Once upon a time I had a web site and a small business both went down the crapper 
I still have plans though for the latter. Now with the revamping of Cheftalk and the ability to post a picture, I just wanted to post a picture or 2 showing how I got my nickname of Chrose.

Go here:
http://www.cheftalk.com/HTML/chrose.html


----------



## cape chef (Jul 31, 2000)

Chrose,

I can't see the pictures,
But they must be good because my computer belched when i opened the thread:bounce: 
No kidding
cc


----------



## momoreg (Mar 4, 2000)

Mine made a weird sound too!!



This looks like a job for our fearless leader!


----------



## chrose (Nov 20, 2000)

That's odd. They were there last night. I have an idea. Let me try this.

I have set up a small page on ChefTalk Chrose's pictures. They were very large so please go to this link:

http://www.cheftalk.com/HTML/chrose.html

_This was edited by Nicko. The images was very large so I have placed links to them. Just click on the link to see the image._


----------



## chrose (Nov 20, 2000)

I think I may know why this didn't work. If I am correct I will fix the thread tonight when I get home.

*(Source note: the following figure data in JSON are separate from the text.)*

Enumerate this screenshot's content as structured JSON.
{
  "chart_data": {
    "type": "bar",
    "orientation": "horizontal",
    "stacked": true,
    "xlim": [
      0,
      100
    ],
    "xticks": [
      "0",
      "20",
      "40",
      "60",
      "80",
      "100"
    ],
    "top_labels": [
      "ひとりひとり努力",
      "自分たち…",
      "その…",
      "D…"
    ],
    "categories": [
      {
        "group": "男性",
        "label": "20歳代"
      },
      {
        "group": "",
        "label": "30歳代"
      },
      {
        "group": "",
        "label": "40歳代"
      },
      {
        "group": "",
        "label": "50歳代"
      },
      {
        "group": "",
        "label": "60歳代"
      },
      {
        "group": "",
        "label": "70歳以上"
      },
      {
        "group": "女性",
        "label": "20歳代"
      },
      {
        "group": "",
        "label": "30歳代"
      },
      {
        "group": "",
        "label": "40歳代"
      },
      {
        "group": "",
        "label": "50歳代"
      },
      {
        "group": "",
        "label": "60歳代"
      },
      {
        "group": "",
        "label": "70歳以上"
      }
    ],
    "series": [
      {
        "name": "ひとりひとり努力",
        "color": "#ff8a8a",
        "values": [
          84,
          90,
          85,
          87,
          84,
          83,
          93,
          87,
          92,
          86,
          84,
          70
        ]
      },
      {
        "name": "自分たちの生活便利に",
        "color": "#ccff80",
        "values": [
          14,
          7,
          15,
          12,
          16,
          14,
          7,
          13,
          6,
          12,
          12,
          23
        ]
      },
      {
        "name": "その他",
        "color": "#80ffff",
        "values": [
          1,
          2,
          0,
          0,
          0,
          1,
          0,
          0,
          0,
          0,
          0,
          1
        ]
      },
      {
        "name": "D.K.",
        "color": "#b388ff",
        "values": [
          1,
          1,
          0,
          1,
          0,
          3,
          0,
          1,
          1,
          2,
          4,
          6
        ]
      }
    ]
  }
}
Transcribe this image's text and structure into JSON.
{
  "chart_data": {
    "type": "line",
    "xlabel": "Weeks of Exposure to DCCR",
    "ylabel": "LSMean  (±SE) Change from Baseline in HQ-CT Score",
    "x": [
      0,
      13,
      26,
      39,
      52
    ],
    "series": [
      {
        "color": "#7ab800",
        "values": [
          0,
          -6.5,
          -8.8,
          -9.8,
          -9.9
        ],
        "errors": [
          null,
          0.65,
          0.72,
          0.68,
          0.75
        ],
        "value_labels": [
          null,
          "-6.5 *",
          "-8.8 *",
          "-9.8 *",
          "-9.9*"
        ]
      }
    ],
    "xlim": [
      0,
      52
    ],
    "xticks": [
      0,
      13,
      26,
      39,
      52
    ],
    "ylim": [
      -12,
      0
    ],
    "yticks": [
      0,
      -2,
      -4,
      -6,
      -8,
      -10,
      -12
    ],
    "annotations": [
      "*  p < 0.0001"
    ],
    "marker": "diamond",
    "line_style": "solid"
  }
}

It will be worth the effort I'm sure


----------



## nicko (Oct 5, 2001)

Chrose,

If you need help posting the pictures let me know. I noticed that the path was point to the A: drive which is probably why it was showing up on your computer. Most likely you had the images on a floppy disk in your A: drive and so when the browser sees the path A:// it will look on your A drive (or floppy disk drive). You need to have them somewhere on the web so they will show up properly. Email them to me and I will post them.


----------



## chrose (Nov 20, 2000)

Bingo my thoughts exactly!

I assume this means then that even if they are on my hard drive, without a web site hosting they wont show. Correct?
If that's the case I may already have a host. Uh oh! When my PC Crashed I may have lost that info. Ok maybe I'll e-mail them to you.


----------



## shroomgirl (Aug 11, 2000)

I think I got lost somewhere....isn't chrose (chocolate rose)? Your site is hockey?


----------



## marzoli (Nov 17, 2000)

Your hocky pix are cool.


----------



## panini (Jul 28, 2001)

Mine worked fine.
Any team cards?
I've been in the Stars Club here in Dallas after a game and had no idea! The players drank us under the table!
Panini


----------



## nicko (Oct 5, 2001)

Hey if you want to see Chrose's pics go to this link:

http://www.cheftalk.com/HTML/chrose.html


----------